BEIJING (Reuters) - China’s Ministry of Public Security published on Tuesday a list of government bodies that will act as a go-between with the ministry and foreign non-governmental organisations (NGO), ahead of the enforcement of a controversial new law.
President Xi Jinping’s administration has made sweeping changes to the law in the name of boosting national security, including a controversial cyber security law passed last month and another targeting foreign NGOs, slated for Jan. 1.
But some foreign organisations including social and environmental advocacy groups fear they could inadvertently break the broad new rules, with some even shutting up shop to avoid such pitfalls.

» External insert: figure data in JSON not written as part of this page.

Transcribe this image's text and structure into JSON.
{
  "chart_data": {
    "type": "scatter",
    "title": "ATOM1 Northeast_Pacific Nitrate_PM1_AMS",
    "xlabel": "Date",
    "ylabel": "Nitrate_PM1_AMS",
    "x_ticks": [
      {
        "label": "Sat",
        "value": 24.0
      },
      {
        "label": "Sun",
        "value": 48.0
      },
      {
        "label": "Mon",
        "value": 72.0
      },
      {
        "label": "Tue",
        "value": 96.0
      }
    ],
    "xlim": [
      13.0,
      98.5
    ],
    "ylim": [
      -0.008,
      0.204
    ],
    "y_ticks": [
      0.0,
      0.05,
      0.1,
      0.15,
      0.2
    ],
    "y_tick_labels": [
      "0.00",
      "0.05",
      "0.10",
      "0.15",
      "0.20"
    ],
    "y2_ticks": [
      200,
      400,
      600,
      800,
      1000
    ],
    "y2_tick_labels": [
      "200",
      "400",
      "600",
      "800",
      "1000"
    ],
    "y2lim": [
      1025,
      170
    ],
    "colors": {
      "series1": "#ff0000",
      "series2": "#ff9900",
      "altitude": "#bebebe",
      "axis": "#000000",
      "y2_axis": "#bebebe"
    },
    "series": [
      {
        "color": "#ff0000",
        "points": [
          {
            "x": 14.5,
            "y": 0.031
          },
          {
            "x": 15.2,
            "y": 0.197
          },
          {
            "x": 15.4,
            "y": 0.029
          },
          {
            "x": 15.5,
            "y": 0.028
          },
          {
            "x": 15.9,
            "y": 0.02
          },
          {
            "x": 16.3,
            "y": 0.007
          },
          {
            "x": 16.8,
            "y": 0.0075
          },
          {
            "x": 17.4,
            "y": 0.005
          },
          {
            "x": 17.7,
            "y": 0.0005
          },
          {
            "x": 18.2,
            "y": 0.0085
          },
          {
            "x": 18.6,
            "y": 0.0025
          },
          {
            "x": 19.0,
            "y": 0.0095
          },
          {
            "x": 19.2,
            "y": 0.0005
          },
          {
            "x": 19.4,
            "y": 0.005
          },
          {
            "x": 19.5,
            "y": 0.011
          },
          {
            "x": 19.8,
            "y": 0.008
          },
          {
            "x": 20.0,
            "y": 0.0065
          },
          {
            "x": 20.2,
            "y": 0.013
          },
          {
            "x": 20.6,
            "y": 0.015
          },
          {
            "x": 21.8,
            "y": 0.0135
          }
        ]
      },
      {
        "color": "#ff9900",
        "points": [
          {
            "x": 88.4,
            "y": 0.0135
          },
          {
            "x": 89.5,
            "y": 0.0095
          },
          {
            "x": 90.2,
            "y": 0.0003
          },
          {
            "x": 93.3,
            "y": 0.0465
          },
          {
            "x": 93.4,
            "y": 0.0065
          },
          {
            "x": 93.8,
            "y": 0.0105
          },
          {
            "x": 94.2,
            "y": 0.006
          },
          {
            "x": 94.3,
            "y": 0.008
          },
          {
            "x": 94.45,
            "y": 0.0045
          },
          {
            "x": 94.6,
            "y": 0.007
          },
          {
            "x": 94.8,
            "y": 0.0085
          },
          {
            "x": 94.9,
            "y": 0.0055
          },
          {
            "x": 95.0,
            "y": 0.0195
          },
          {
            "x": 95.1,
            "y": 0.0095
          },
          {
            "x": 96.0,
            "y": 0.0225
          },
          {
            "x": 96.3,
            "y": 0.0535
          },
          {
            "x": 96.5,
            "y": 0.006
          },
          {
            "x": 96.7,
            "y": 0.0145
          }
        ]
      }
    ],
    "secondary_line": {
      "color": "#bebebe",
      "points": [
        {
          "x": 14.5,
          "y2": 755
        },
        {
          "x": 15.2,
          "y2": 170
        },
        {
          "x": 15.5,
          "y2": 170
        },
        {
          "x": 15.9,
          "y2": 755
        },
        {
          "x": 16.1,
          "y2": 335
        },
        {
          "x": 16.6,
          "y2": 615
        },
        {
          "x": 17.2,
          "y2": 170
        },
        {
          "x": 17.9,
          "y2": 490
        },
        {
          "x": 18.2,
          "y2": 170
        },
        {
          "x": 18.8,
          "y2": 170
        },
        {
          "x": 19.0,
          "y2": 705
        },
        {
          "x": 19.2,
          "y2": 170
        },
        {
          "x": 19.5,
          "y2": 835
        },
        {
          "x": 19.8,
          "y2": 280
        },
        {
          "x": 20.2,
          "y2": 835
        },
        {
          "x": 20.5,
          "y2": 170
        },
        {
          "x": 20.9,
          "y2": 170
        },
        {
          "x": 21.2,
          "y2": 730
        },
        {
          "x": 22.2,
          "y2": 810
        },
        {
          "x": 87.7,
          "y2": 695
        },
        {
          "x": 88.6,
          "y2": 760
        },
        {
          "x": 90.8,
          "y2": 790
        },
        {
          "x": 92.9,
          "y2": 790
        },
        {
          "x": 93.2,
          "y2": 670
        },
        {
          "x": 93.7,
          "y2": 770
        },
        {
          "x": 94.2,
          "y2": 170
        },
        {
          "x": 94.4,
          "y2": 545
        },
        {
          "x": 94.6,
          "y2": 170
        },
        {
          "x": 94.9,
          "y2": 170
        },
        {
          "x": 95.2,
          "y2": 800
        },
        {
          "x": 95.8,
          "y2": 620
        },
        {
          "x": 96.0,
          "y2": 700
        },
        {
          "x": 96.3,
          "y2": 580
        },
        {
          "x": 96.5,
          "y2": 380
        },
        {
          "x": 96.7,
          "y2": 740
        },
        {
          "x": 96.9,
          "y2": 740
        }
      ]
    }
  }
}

A main concern had been the failure to publish a list of “supervisory units” to be government middleman with the Ministry of Public Security, which has ultimate responsibility for registration and management.
The list, now published on the ministry’s website, breaks down subject areas and lists the government departments responsible for them.
The sports ministry, for example, will be responsible for sports groups.
Some areas will be overseen by several government departments.
Climate change will be the responsibility of the state planner the National Development and Reform Commission, Environment Ministry, National Energy Administration and China Meteorological Administration.
Foreign NGOs will need the approval of their government go-betweens before they can apply for registration with provincial public security departments, the ministry said.
In November, the government twice issued clarification statements, saying there would be no grace period for NGOs to meet the new law, later adding that groups must give details of how they are funded.
There remains a spectrum of concern among NGOs, from those who act in areas considered relatively benign by the authorities, such as education and health, to those who work in sensitive areas, including legal reform and rights issues.
Chinese officials defend the foreign NGO law, saying it would only be used to punish a handful of law-breaking organisations.
Rights groups say the law’s use of an ambiguous ban on activities that threaten national security or endanger social stability could be used to target groups doing work disliked by the ruling Communist Party.